I read Lord of the Rings years ago, so it’s no secret to me that trees can talk, at least in a fantasy world. In real life, though? Well, there are folks who say they can. Then there are folks like Rita Larkin Kayser who thought that trees really could talk, until she discovered an important truth.
You see, talking trees and gardening romance are both a little magical. Maybe it’s the intoxicating aroma of the roses or perhaps we’ve inhaled too much fertilizer dust. But there’s something about spending time with nature that just feels like the best date ever. It feels like the flowers and trees and bees and grass are all communing with you and your special someone. Certainly, that’s been the case for Becky and I over the years.
It turns out, the mystery might be easily solved. In The Tree That Talked To Me, Rita reminisces about one very memorable day when she was seven. It was the first time she’d heard a tree (specifically, “the big oak tree near the neighbor’s”) talking to her. Not one to let that sort of miracle go unexplored, she soon found where the voice was coming from.
I admit, this one gave me quite a chuckle, as I could easily envision seven-year-old Rita looking quizzically at this large tree. I hope you find this story as enjoyable as I did. And I hope, if you find that you hear trees talking, you follow Rita’s lead and explore!

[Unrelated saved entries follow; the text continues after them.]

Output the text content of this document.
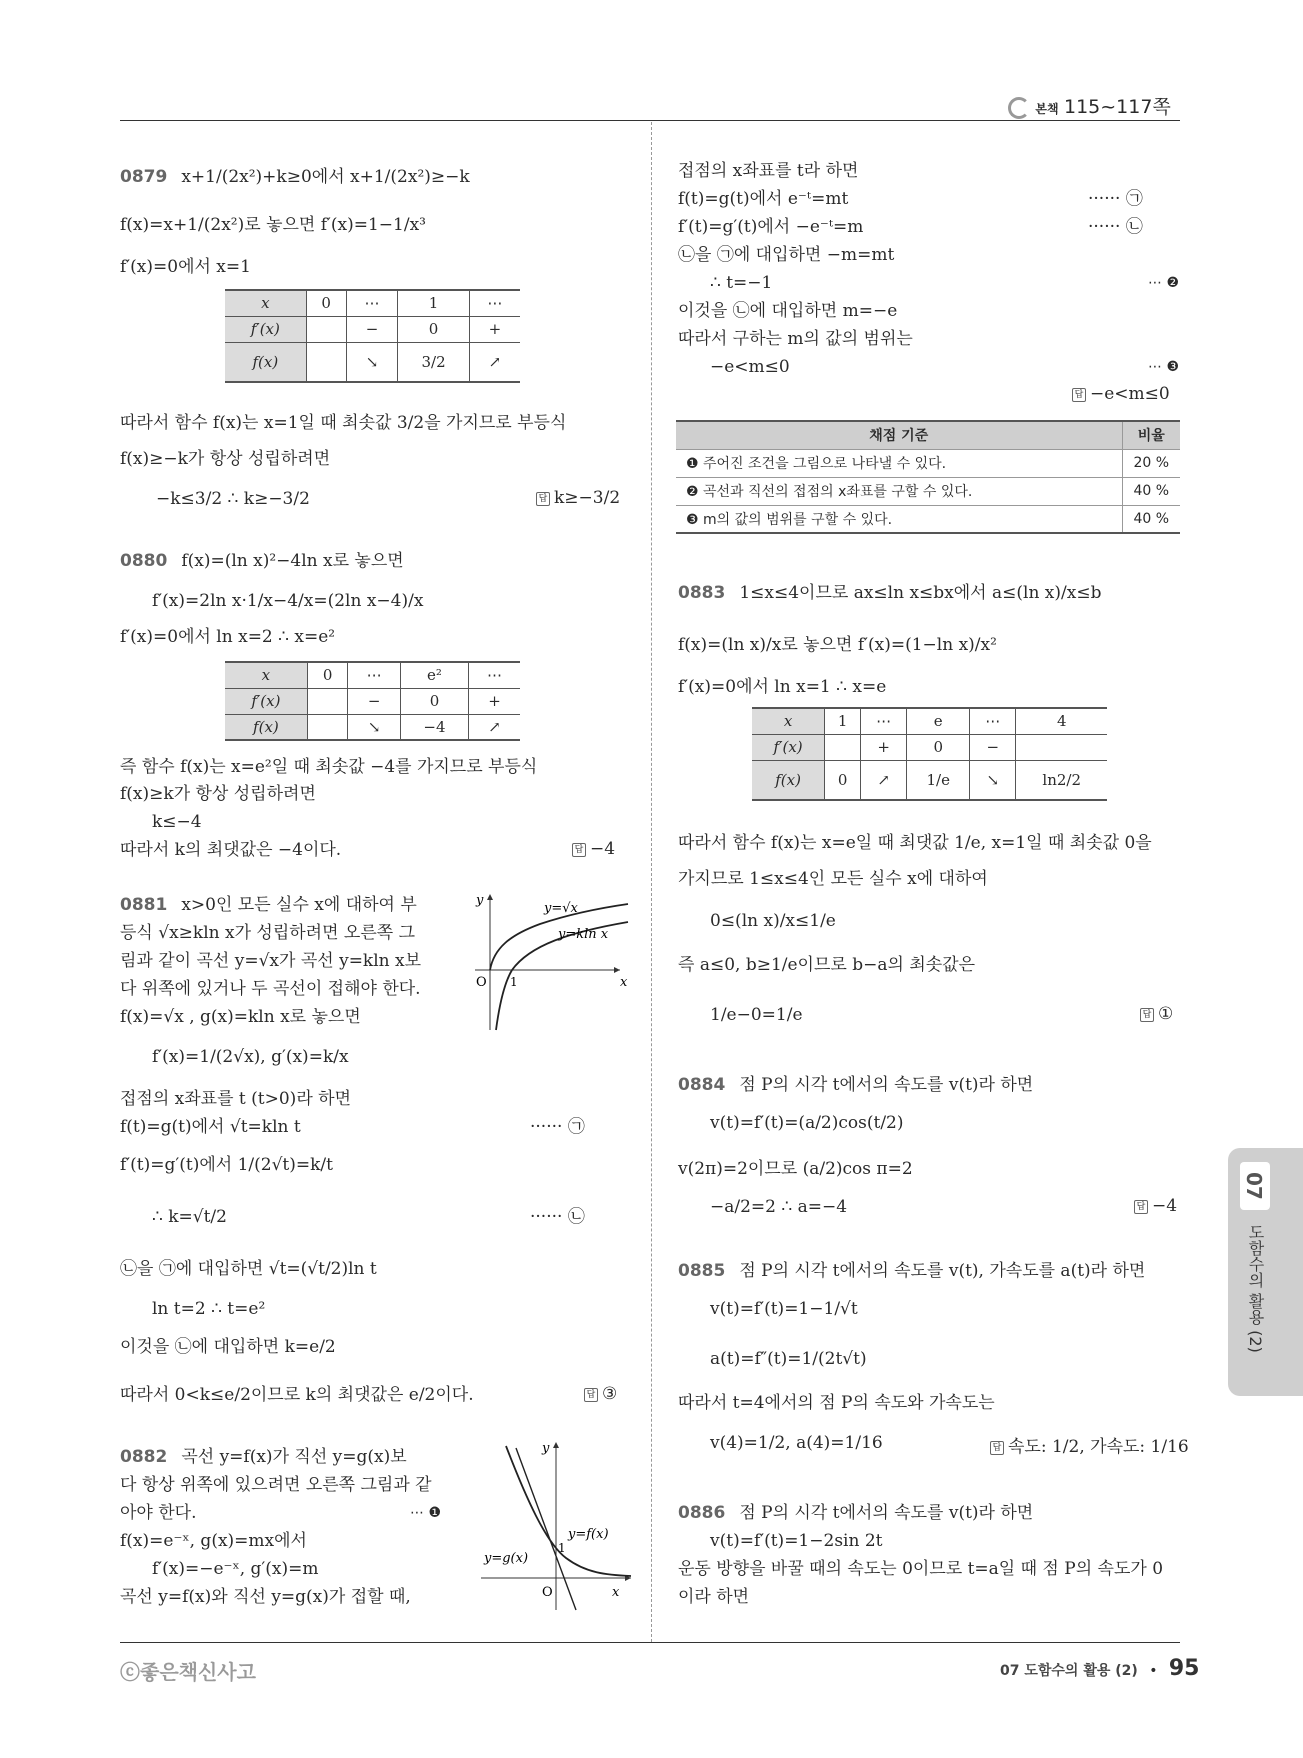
본책 115~117쪽
0879 x+1/(2x²)+k≥0에서 x+1/(2x²)≥−k
f(x)=x+1/(2x²)로 놓으면 f′(x)=1−1/x³
f′(x)=0에서 x=1
x	0	⋯	1	⋯
f′(x)		−	0	+
f(x)		↘	3/2	↗
따라서 함수 f(x)는 x=1일 때 최솟값 3/2을 가지므로 부등식
f(x)≥−k가 항상 성립하려면
−k≤3/2 ∴ k≥−3/2	답 k≥−3/2
0880 f(x)=(ln x)²−4ln x로 놓으면
f′(x)=2ln x·1/x−4/x=(2ln x−4)/x
f′(x)=0에서 ln x=2 ∴ x=e²
x	0	⋯	e²	⋯
f′(x)		−	0	+
f(x)		↘	−4	↗
즉 함수 f(x)는 x=e²일 때 최솟값 −4를 가지므로 부등식
f(x)≥k가 항상 성립하려면
k≤−4
따라서 k의 최댓값은 −4이다.	답 −4
0881 x>0인 모든 실수 x에 대하여 부
등식 √x≥kln x가 성립하려면 오른쪽 그
림과 같이 곡선 y=√x가 곡선 y=kln x보
다 위쪽에 있거나 두 곡선이 접해야 한다.
f(x)=√x , g(x)=kln x로 놓으면
f′(x)=1/(2√x), g′(x)=k/x
접점의 x좌표를 t (t>0)라 하면
f(t)=g(t)에서 √t=kln t	······ ㉠
f′(t)=g′(t)에서 1/(2√t)=k/t
∴ k=√t/2	······ ㉡
㉡을 ㉠에 대입하면 √t=(√t/2)ln t
ln t=2 ∴ t=e²
이것을 ㉡에 대입하면 k=e/2
따라서 0<k≤e/2이므로 k의 최댓값은 e/2이다.	답 ③
y
x
O 1
y=√x
y=kln x
0882 곡선 y=f(x)가 직선 y=g(x)보
다 항상 위쪽에 있으려면 오른쪽 그림과 같
아야 한다.	⋯ ❶
f(x)=e⁻ˣ, g(x)=mx에서
f′(x)=−e⁻ˣ, g′(x)=m
곡선 y=f(x)와 직선 y=g(x)가 접할 때,
y
x
O
1
y=f(x)
y=g(x)
접점의 x좌표를 t라 하면
f(t)=g(t)에서 e⁻ᵗ=mt	······ ㉠
f′(t)=g′(t)에서 −e⁻ᵗ=m	······ ㉡
㉡을 ㉠에 대입하면 −m=mt
∴ t=−1	⋯ ❷
이것을 ㉡에 대입하면 m=−e
따라서 구하는 m의 값의 범위는
−e<m≤0	⋯ ❸
답 −e<m≤0
채점 기준	비율
❶ 주어진 조건을 그림으로 나타낼 수 있다.	20 %
❷ 곡선과 직선의 접점의 x좌표를 구할 수 있다.	40 %
❸ m의 값의 범위를 구할 수 있다.	40 %
0883 1≤x≤4이므로 ax≤ln x≤bx에서 a≤(ln x)/x≤b
f(x)=(ln x)/x로 놓으면 f′(x)=(1−ln x)/x²
f′(x)=0에서 ln x=1 ∴ x=e
x	1	⋯	e	⋯	4
f′(x)		+	0	−	
f(x)	0	↗	1/e	↘	ln2/2
따라서 함수 f(x)는 x=e일 때 최댓값 1/e, x=1일 때 최솟값 0을
가지므로 1≤x≤4인 모든 실수 x에 대하여
0≤(ln x)/x≤1/e
즉 a≤0, b≥1/e이므로 b−a의 최솟값은
1/e−0=1/e	답 ①
0884 점 P의 시각 t에서의 속도를 v(t)라 하면
v(t)=f′(t)=(a/2)cos(t/2)
v(2π)=2이므로 (a/2)cos π=2
−a/2=2 ∴ a=−4	답 −4
0885 점 P의 시각 t에서의 속도를 v(t), 가속도를 a(t)라 하면
v(t)=f′(t)=1−1/√t
a(t)=f″(t)=1/(2t√t)
따라서 t=4에서의 점 P의 속도와 가속도는
v(4)=1/2, a(4)=1/16	답 속도: 1/2, 가속도: 1/16
0886 점 P의 시각 t에서의 속도를 v(t)라 하면
v(t)=f′(t)=1−2sin 2t
운동 방향을 바꿀 때의 속도는 0이므로 t=a일 때 점 P의 속도가 0
이라 하면
07
도함수의 활용 (2)
ⓒ좋은책신사고	07 도함수의 활용 (2) • 95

When it comes to gardening romance, the trees have something to say
This story comes from our archive that spans over 30 years and includes more than 130 magazine issues of GreenPrints. Pieces like these that inject the joy of gardening into everyday life lessons always brighten up my day, and I hope it does for you as well. Enjoy!
The Tree That Talked To Me
By Rita Larkin Kayser
Since I’ve never been able to remember if the sun revolves around the Earth or not, I have no right to question the ideas shared in last issue’s excerpt from The Hidden Life of Trees: that trees communicate with each other and help each other out.
But it did remind me of the time a tree talked to me! (Well . . . )
I was about seven years old. Every summer day I would walk the quarter mile from our house to the mailbox and wait for Charlie, our mailman, to bring the mail. One day I got there early, so l had some time to play. It was a beautiful morning, and I busied myself picking Johnny jump-ups and listening to the birds sing.
Suddenly I heard more than birds. I heard a voice say, “Hi!”
I looked around but didn’t see anyone. Then I heard my name: “Hi, Rita!’ It sounded like it’d come from the big oak near the neighbor’s.
I walked over to the tree and searched its branches, but I didn’t see anyone. Was the tree talking to me? I had about decided that it must be the tree—when l heard a giggle above me. At the top of the tree sat the neighbor boy. He was eight and had a fierce crush on me.
I was embarrassed and awfully glad Charlie brought the mail just then so I could run home.
Maybe trees do communicate with each other in mysterious ways, but if those researchers think they hear something, they should check for clues in the treetops. They might just find a blushing schoolboy whispering sweet nothings to his girl. ❖
By Rita Larkin Kayser, published originally in 2017, in GreenPrints Issue #110. Illustrations by Hannah England.